Tigers To Be Reintroduced Into Kazakhstan After 70 Years Of Absence


The Amur tiger in Siberian Russia was found to be almost genetically identical to the now-extinct Caspian tiger. Thomas Barrat/Shutterstock

The shores of the Caspian Sea may once again be stalked by tigers, as Kazakhstan has now given the go-ahead for the big cats to be reintroduced some 70 years after the last animal was killed in the country. If successful, Kazakhstan will be the first country in the world to return tigers to the wild after they had become extinct. 

The project is spearheaded by WWF-Russia, who is to supply $10 million to make it a reality. They aim to restore whole ecosystems in the Ili River floodplain and create enough suitable habitat to support the big cat after it is reintroduced. They currently plan on using tigers taken from the Russian Far East.


“We are grateful to the Kazakhstan government for the support and readiness to cooperate to carry out such an ambitious and ingenious program,” says Igor Chestin, WWF-Russia’s CEO, in a statement. “If this project will be brought to life, Kazakhstan will become the first country in the world to bring tigers back to its territory.”

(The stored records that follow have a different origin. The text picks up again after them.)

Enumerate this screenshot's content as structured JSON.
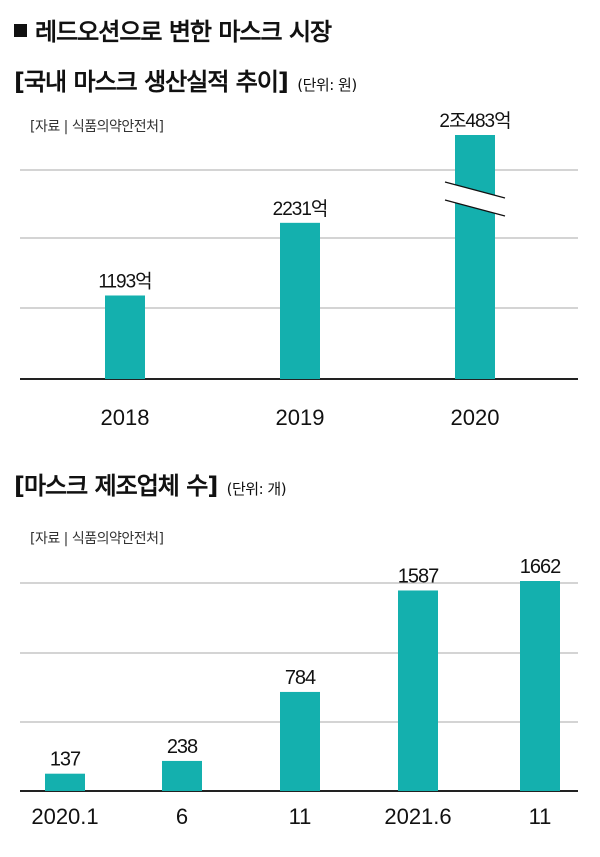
{
  "headline": "레드오션으로 변한 마스크 시장",
  "charts": [
    {
      "title": "[국내 마스크 생산실적 추이]",
      "unit": "(단위: 원)",
      "source": "[자료 | 식품의약안전처]"
    },
    {
      "title": "[마스크 제조업체 수]",
      "unit": "(단위: 개)",
      "source": "[자료 | 식품의약안전처]"
    }
  ],
  "chart_data": [
    {
      "type": "bar",
      "title": "[국내 마스크 생산실적 추이]",
      "categories": [
        "2018",
        "2019",
        "2020"
      ],
      "values": [
        1193,
        2231,
        20483
      ],
      "data_labels": [
        "1193억",
        "2231억",
        "2조483억"
      ],
      "axis_break": true,
      "grid": true,
      "color": "#14b0ae"
    },
    {
      "type": "bar",
      "title": "[마스크 제조업체 수]",
      "categories": [
        "2020.1",
        "6",
        "11",
        "2021.6",
        "11"
      ],
      "values": [
        137,
        238,
        784,
        1587,
        1662
      ],
      "data_labels": [
        "137",
        "238",
        "784",
        "1587",
        "1662"
      ],
      "grid": true,
      "color": "#14b0ae"
    }
  ]
}
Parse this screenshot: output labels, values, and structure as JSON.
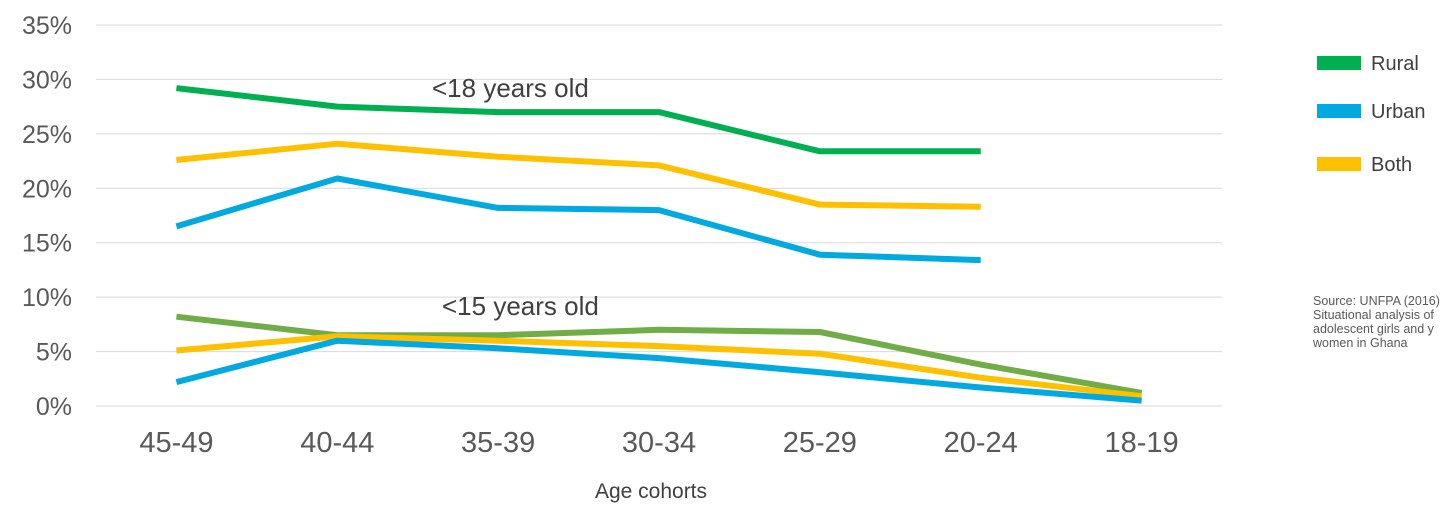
{
  "chart_data": {
    "type": "line",
    "categories": [
      "45-49",
      "40-44",
      "35-39",
      "30-34",
      "25-29",
      "20-24",
      "18-19"
    ],
    "xlabel": "Age cohorts",
    "ylabel": "",
    "ylim": [
      0,
      35
    ],
    "y_ticks": [
      "0%",
      "5%",
      "10%",
      "15%",
      "20%",
      "25%",
      "30%",
      "35%"
    ],
    "grid": true,
    "legend": {
      "placement": "right",
      "entries": [
        {
          "label": "Rural",
          "color": "#00b050"
        },
        {
          "label": "Urban",
          "color": "#00a9e0"
        },
        {
          "label": "Both",
          "color": "#ffc000"
        }
      ]
    },
    "annotations": [
      {
        "text": "<18 years old",
        "x": "40-44",
        "y": 30.7
      },
      {
        "text": "<15 years old",
        "x": "40-44",
        "y": 10.4
      }
    ],
    "series": [
      {
        "group": "<18 years old",
        "legend": "Rural",
        "color": "#00b050",
        "values": [
          29.2,
          27.5,
          27.0,
          27.0,
          23.4,
          23.4,
          null
        ]
      },
      {
        "group": "<18 years old",
        "legend": "Both",
        "color": "#ffc000",
        "values": [
          22.6,
          24.1,
          22.9,
          22.1,
          18.5,
          18.3,
          null
        ]
      },
      {
        "group": "<18 years old",
        "legend": "Urban",
        "color": "#00a9e0",
        "values": [
          16.5,
          20.9,
          18.2,
          18.0,
          13.9,
          13.4,
          null
        ]
      },
      {
        "group": "<15 years old",
        "legend": "Rural",
        "color": "#70ad47",
        "values": [
          8.2,
          6.5,
          6.5,
          7.0,
          6.8,
          3.8,
          1.2
        ]
      },
      {
        "group": "<15 years old",
        "legend": "Both",
        "color": "#ffc000",
        "values": [
          5.1,
          6.4,
          6.0,
          5.5,
          4.8,
          2.6,
          0.9
        ]
      },
      {
        "group": "<15 years old",
        "legend": "Urban",
        "color": "#00a9e0",
        "values": [
          2.2,
          6.0,
          5.3,
          4.4,
          3.1,
          1.7,
          0.5
        ]
      }
    ]
  },
  "source_note": {
    "lines": [
      "Source: UNFPA (2016)",
      "Situational analysis of",
      "adolescent girls and y",
      "women in Ghana"
    ]
  }
}
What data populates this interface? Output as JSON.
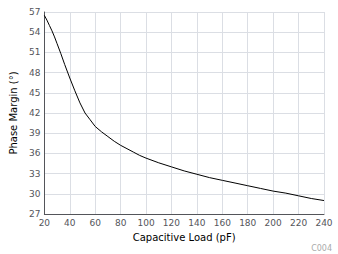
{
  "chart_data": {
    "type": "line",
    "xlabel": "Capacitive Load (pF)",
    "ylabel": "Phase Margin (°)",
    "annotations": [
      "C004"
    ],
    "x": [
      20,
      22,
      24,
      26,
      28,
      30,
      33,
      36,
      40,
      44,
      48,
      52,
      56,
      60,
      65,
      70,
      75,
      80,
      85,
      90,
      95,
      100,
      110,
      120,
      130,
      140,
      150,
      160,
      170,
      180,
      190,
      200,
      210,
      220,
      230,
      240
    ],
    "values": [
      56.5,
      55.8,
      55.0,
      54.2,
      53.3,
      52.3,
      50.8,
      49.2,
      47.2,
      45.3,
      43.5,
      42.0,
      41.0,
      40.0,
      39.2,
      38.5,
      37.8,
      37.2,
      36.7,
      36.2,
      35.7,
      35.3,
      34.6,
      34.0,
      33.4,
      32.9,
      32.4,
      32.0,
      31.6,
      31.2,
      30.8,
      30.4,
      30.1,
      29.7,
      29.3,
      29.0
    ],
    "color": "#000000",
    "xlim": [
      20,
      240
    ],
    "ylim": [
      27,
      57
    ],
    "xticks": [
      20,
      40,
      60,
      80,
      100,
      120,
      140,
      160,
      180,
      200,
      220,
      240
    ],
    "yticks": [
      27,
      30,
      33,
      36,
      39,
      42,
      45,
      48,
      51,
      54,
      57
    ],
    "grid": true
  }
}
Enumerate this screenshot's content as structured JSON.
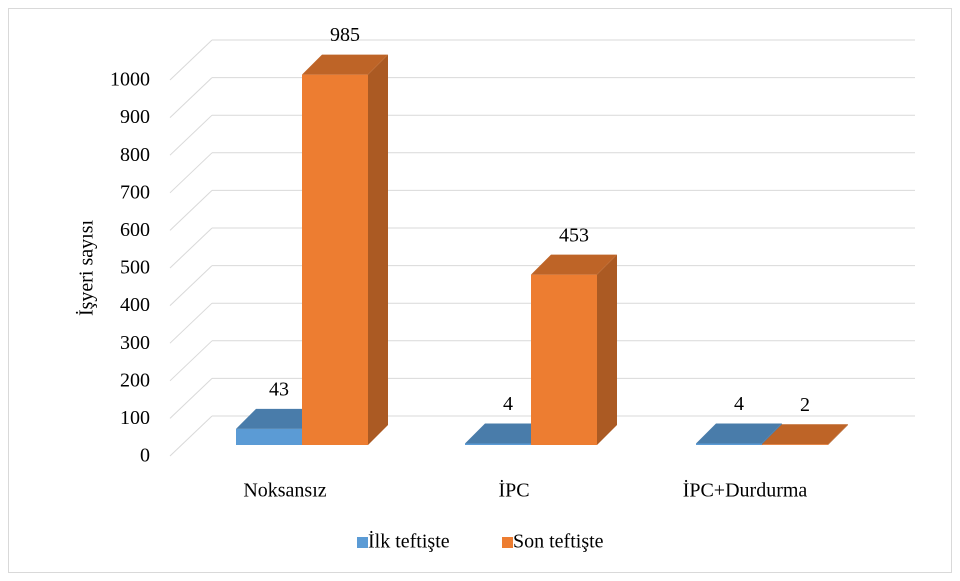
{
  "chart_data": {
    "type": "bar3d",
    "y_label": "İşyeri sayısı",
    "categories": [
      "Noksansız",
      "İPC",
      "İPC+Durdurma"
    ],
    "series": [
      {
        "name": "İlk teftişte",
        "color": "#5b9bd5",
        "values": [
          43,
          4,
          4
        ]
      },
      {
        "name": "Son teftişte",
        "color": "#ed7d31",
        "values": [
          985,
          453,
          2
        ]
      }
    ],
    "ylim": [
      0,
      1000
    ],
    "yticks": [
      0,
      100,
      200,
      300,
      400,
      500,
      600,
      700,
      800,
      900,
      1000
    ],
    "grid": true,
    "legend": "bottom"
  }
}
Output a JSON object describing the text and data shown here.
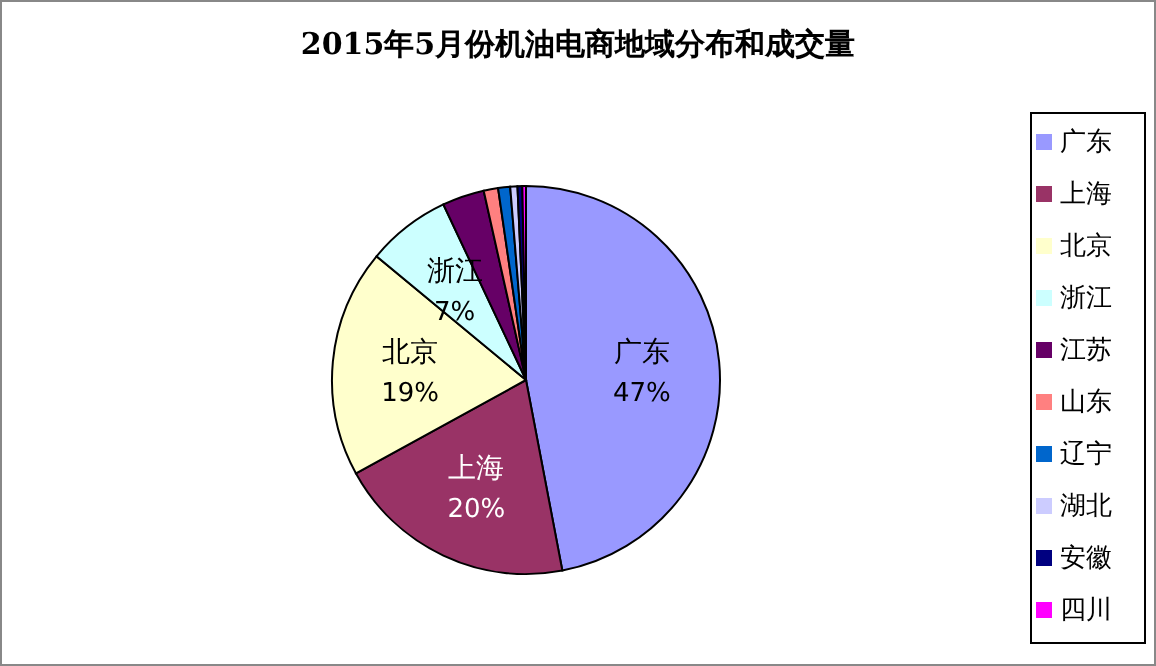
{
  "chart_data": {
    "type": "pie",
    "title": "2015年5月份机油电商地域分布和成交量",
    "categories": [
      "广东",
      "上海",
      "北京",
      "浙江",
      "江苏",
      "山东",
      "辽宁",
      "湖北",
      "安徽",
      "四川"
    ],
    "values": [
      47,
      20,
      19,
      7,
      3.5,
      1.2,
      1,
      0.6,
      0.4,
      0.3
    ],
    "colors": [
      "#9999ff",
      "#993366",
      "#ffffcc",
      "#ccffff",
      "#660066",
      "#ff8080",
      "#0066cc",
      "#ccccff",
      "#000080",
      "#ff00ff"
    ],
    "value_labels": [
      "47%",
      "20%",
      "19%",
      "7%",
      null,
      null,
      null,
      null,
      null,
      null
    ],
    "legend": "right"
  }
}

Until late into the 20th century, Caspian tigers roamed from Turkey to the far western reaches of China, until habitat destruction and hunting drove them to extinction. For a long time. it was thought that the big cats were their own separate subspecies of tiger, until genetic tests on skins revealed that they were actually nearly genetically identical to the Amur tiger that still survives in Siberian Russia.

The initiative to reintroduce the big cats has been a long time in the works, and will be another few years in the making. The idea was first floated in 2011, when the WWF released a new report discussing the suitability of returning tigers to the forests of Kazakhstan. However, this had to quickly be shelved due to the complicated economic situation in Russia and Kazakhstan that stalled progress.

While the green light has finally been given, the reintroduction will not be a quick process. This will be the first time that a country has ever reintroduced a large predator back into the wild, and there will be a lot to achieve before it can be done. The government is looking to create a new national reserve around the Ili River, as well as restore the forests and ensure the prey base – mainly wild pigs and deer – are sufficient to support tigers before they are released.


“It will be years before tigers appear on this territory because the territory needs to be specially prepared,” Chestin said at a press conference. Not only that, but the people living in the region in which the animals are set to be reintroduced will also need to be educated and reassured.